Dos vários aspectos em que esse atraso mais se manifesta, as condições de vida das quebradeiras de coco configuram uma questão emblemática a depor contra a atividade política no Maranhão. É uma situação que, embora silenciosa, lá permanece como um forte desafio às promessas de competência e utilidade com que nos candidatamos a representar os interesses da população humilde de nosso Estado. É como se aquelas trabalhadoras lá estivessem a denunciar a nossa acomodação diante das enormes desigualdades sociais em nosso país.
E já que decidimos melhorar resultados como forma de reduzir distâncias, não podemos descurar do desenvolvimento científico e tecnológico, tão diligentemente trabalhado nas regiões mais desenvolvidas. Buscar caminhos para diminuir a exclusão social e melhorar o nível de vida da população são os grandes objetivos da ciência, da tecnologia e da inovação. São conhecimentos de que nenhum governo pode prescindir, e o Maranhão tem na Fapema a sua competente ferramenta para a promoção dessas políticas.

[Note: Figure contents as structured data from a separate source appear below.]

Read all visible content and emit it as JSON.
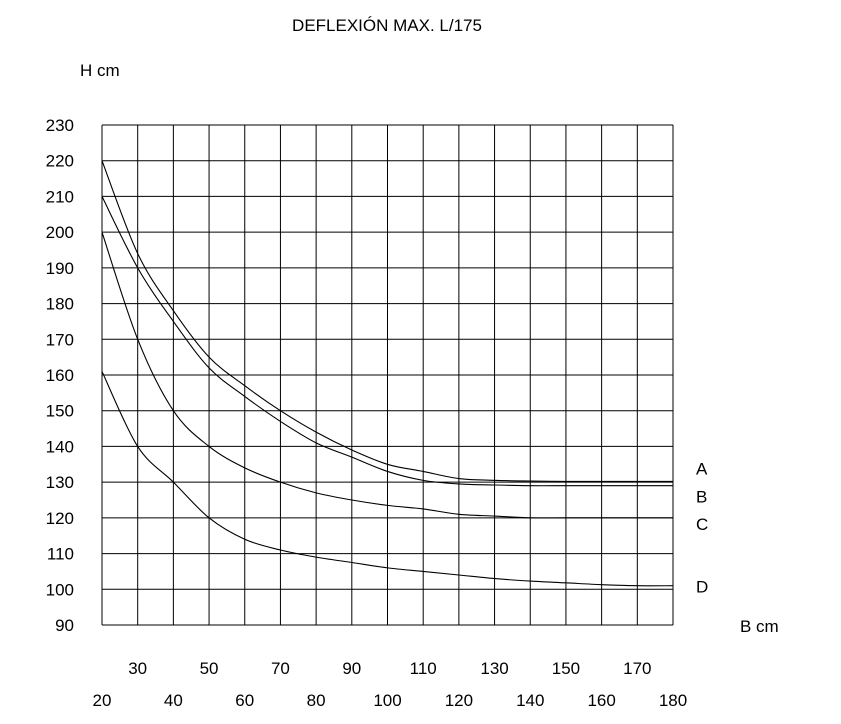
{
  "chart_data": {
    "type": "line",
    "title": "DEFLEXIÓN MAX. L/175",
    "xlabel": "B cm",
    "ylabel": "H cm",
    "xlim": [
      20,
      180
    ],
    "ylim": [
      90,
      230
    ],
    "x_ticks_upper": [
      30,
      50,
      70,
      90,
      110,
      130,
      150,
      170
    ],
    "x_ticks_lower": [
      20,
      40,
      60,
      80,
      100,
      120,
      140,
      160,
      180
    ],
    "y_ticks": [
      90,
      100,
      110,
      120,
      130,
      140,
      150,
      160,
      170,
      180,
      190,
      200,
      210,
      220,
      230
    ],
    "grid": true,
    "series": [
      {
        "name": "A",
        "x": [
          20,
          30,
          40,
          50,
          60,
          70,
          80,
          90,
          100,
          110,
          120,
          130,
          140,
          150,
          160,
          170,
          180
        ],
        "y": [
          220,
          194,
          178,
          165,
          157,
          150,
          144,
          139,
          135,
          133,
          131,
          130.5,
          130.3,
          130.2,
          130.2,
          130.2,
          130.2
        ]
      },
      {
        "name": "B",
        "x": [
          20,
          30,
          40,
          50,
          60,
          70,
          80,
          90,
          100,
          110,
          120,
          130,
          140,
          150,
          160,
          170,
          180
        ],
        "y": [
          210,
          190,
          175,
          162,
          154,
          147,
          141,
          137,
          133,
          130.5,
          129.5,
          129.2,
          129,
          129,
          129,
          129,
          129
        ]
      },
      {
        "name": "C",
        "x": [
          20,
          30,
          40,
          50,
          60,
          70,
          80,
          90,
          100,
          110,
          120,
          130,
          140,
          150,
          160,
          170,
          180
        ],
        "y": [
          200,
          170,
          150,
          140,
          134,
          130,
          127,
          125,
          123.5,
          122.5,
          121,
          120.5,
          120,
          120,
          120,
          120,
          120
        ]
      },
      {
        "name": "D",
        "x": [
          20,
          30,
          40,
          50,
          60,
          70,
          80,
          90,
          100,
          110,
          120,
          130,
          140,
          150,
          160,
          170,
          180
        ],
        "y": [
          161,
          140,
          130,
          120,
          114,
          111,
          109,
          107.5,
          106,
          105,
          104,
          103,
          102.3,
          101.8,
          101.3,
          101,
          101
        ]
      }
    ]
  }
}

A Fundação de Amparo à Pesquisa e ao Desenvolvimento Científico e Tecnológico do Maranhão, a Fapema, tem a grande missão de promover o ensino, a pesquisa e a extensão, tudo de forma a permitir o desenvolvimento sustentável de nossas potencialidades. Mediante convênios com agências e organismos de fomento, ela já desenvolve vários programas especiais, tais como Maranhão Biodiesel, Engenharia Aeroespacial, Pólo de Software, Inclusão Digital, entre outros.
A Fapema, como todos sabem, foi reinstituída pelo governador José Reinaldo em 2003. Antes disso, em 1998, ela havia sido fechada na esteira do desmonte empreendido pelo “supersecretário” Jorge Murad, evento tão atrapalhado quanto pasmoso. Imagine se alguém se aventurasse a fechar a Fapesp, órgão similar em São Paulo. Estaria certamente exposto a um verdadeiro linchamento. Não prosperaria em seu intento.
Mas é inspirado na utilidade incontestável da Fapema que quero voltar à questão das quebradeiras de coco e, aproveitando o ensejo, cumprimentá-las pela data de ontem, Dia Internacional da Mulher. E a melhor forma que encontro para homenageá-las é justamente conclamando todos no sentido de ajudarem a melhorar as condições de vida desse grande contingente humano que, lamentavelmente, ainda sofre dos rigores de um trabalho penoso e fisicamente degradante.
Portanto, aproveitando esse novo momento da Fapema, o entusiasmo de toda sua equipe e o apreço especial que o governador Jackson Lago tem pela instituição, lanço um desafio àquele órgão no sentido de aprofundar estudos com vistas a melhorar as condições daquelas trabalhadoras, ou seja, algo que permita maior conforto ao seu trabalho, além de uma melhor remuneração.
De minha parte, entre outros desafios que já me impus, quero aqui também assumir o compromisso público com essas duas causas: o fortalecimento da Fapema e a melhoria das condições de vida das quebradeiras de coco.